The laboratories integrated into the ONSA network (Organization for the Sequencing and Analysis of Nucleotides) put together by FAPESP, will be participating in an international consortium which will carry out the genetic sequencing of the genome of the mosquito Anopheles gambiae, the main insect responsible for the transmission of malaria in Africa. Also, participants of the consortium are: Celera Genomics of the United States; the Pasteur Institute of France; and the European Laboratory of Molecular Biology with its headquarters in Germany, among others.
The project has the support of the Special Program of Research and Training for Tropical Diseases of the World Health Organization (WHO). The Brazilian cooperation was agreed on at a meeting which took place at the beginning of March at the Pasteur Institute in Paris. According to Dr. José Fernando Perez, the Scientific Director of FAPESP, the terms for the Brazilian participation are yet to be defined.
The project has as its objective to completely sequence, this year, the 260 million pairs of bases of the genome of the Anopheles gambiae, by using the shotgun technique perfected by Celera Genomics. The start of the sequencing will be done by Celera Genomics and by the French Center of Sequencing (Genoscope); the joining of the fragments of the genome will also be done by Celera Genomics, and the final assembling will be the responsibility of Genoscope and of the Genomic Research Institute (TIGR), among others. The ONSA network will participate in the annotation of the sequencing, together with seven other laboratories.
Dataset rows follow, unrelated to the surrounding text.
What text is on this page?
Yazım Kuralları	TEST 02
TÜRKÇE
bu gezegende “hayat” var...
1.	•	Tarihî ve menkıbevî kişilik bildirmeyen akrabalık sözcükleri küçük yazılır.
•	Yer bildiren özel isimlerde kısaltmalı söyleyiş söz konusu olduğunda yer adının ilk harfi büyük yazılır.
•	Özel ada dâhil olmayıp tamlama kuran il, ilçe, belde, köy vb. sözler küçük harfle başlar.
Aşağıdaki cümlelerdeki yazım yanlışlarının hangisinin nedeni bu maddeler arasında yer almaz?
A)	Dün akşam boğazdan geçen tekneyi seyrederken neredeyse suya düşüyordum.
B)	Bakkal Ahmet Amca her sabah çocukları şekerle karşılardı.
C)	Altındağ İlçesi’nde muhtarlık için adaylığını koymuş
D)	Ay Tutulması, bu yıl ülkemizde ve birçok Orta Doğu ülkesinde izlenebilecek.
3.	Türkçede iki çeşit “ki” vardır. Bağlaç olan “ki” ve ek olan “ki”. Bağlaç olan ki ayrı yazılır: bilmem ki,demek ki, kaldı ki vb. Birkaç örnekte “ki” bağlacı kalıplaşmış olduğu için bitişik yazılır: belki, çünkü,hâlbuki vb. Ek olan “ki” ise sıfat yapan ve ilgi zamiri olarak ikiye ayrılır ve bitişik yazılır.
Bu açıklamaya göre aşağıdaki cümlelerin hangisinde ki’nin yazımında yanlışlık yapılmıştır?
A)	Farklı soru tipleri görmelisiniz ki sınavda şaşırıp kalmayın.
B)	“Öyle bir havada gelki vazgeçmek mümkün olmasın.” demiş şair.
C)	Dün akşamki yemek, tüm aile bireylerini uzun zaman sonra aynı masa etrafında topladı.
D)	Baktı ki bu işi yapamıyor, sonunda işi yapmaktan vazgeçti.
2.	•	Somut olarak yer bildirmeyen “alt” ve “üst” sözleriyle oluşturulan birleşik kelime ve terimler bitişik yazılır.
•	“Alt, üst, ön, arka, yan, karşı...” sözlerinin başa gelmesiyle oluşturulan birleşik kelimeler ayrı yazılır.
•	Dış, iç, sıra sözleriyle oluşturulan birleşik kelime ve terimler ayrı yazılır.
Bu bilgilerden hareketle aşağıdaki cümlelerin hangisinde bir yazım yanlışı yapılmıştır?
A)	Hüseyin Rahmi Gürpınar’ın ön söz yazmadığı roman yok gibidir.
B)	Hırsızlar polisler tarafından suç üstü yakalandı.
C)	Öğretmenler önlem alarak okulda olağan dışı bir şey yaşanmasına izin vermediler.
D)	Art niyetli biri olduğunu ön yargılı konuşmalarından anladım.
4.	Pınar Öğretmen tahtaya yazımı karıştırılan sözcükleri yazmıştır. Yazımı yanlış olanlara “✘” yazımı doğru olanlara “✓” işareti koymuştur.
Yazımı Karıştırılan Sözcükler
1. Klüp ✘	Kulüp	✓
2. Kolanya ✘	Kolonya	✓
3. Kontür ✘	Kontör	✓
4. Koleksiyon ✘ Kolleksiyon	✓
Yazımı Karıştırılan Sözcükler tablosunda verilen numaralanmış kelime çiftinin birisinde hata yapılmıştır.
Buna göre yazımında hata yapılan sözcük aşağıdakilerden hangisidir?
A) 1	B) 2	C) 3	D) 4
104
The project also envisions the sequencing of other varieties of mosquitoes which transmit the sickness, among them the Anopheles darlingi, which exists in Brazil.
Three organisms make up the cycle of the illness: the human being, the mosquito of the Anopheles species and the protozoon which causes the illness, the Plasmodium falciparum, whose genetic sequencing is in the concluding phase in the United States. The sequencing of the genome of the mosquito, together with that of the parasite Plasmodium and of the human host, will permit the researchers to identify new mechanisms of control of the cycle of malaria.
An aggressive vector
Malaria annually hits 300 million people, mainly in the sub-saharan region, and is responsible for the deaths of 1 million children. The Anopheles gambiae is its principal vector. The incidence of the illness grows in proportion to the mosquito population, which has developed resistance to insecticides. The African mosquito is a close relative of the Anopheles darlingi , the transmitter of the illness in Brazil.
“The main difference is that the Anapheles gambiae is much more voracious and aggressive. It bites more often and for a longer length of time.” explains Marcos Boulos, Head of the Department of Infectious and Parasitic Diseases of the School of Medicine of the University of São Paulo (FMUSP). While the darlingi generally attacks at the beginning of night, the gambiae bites its victims throughout the night and until the break of day. The result is that here in Brazil the number of victims is much less – they reached 600,000 people in 1999, and the mortality rate is low. “More or less 80% of the cases are benign.” said Dr. Boulos.
The Northeast region of Brazil already lived with the Anopheles gambiae, at the beginning of the century, and around the Thirties. The mosquito was wiped out, according to Dr. Boulos, in one of the greatest Public Health victories in the country, with the support of the Rockefeller Foundation.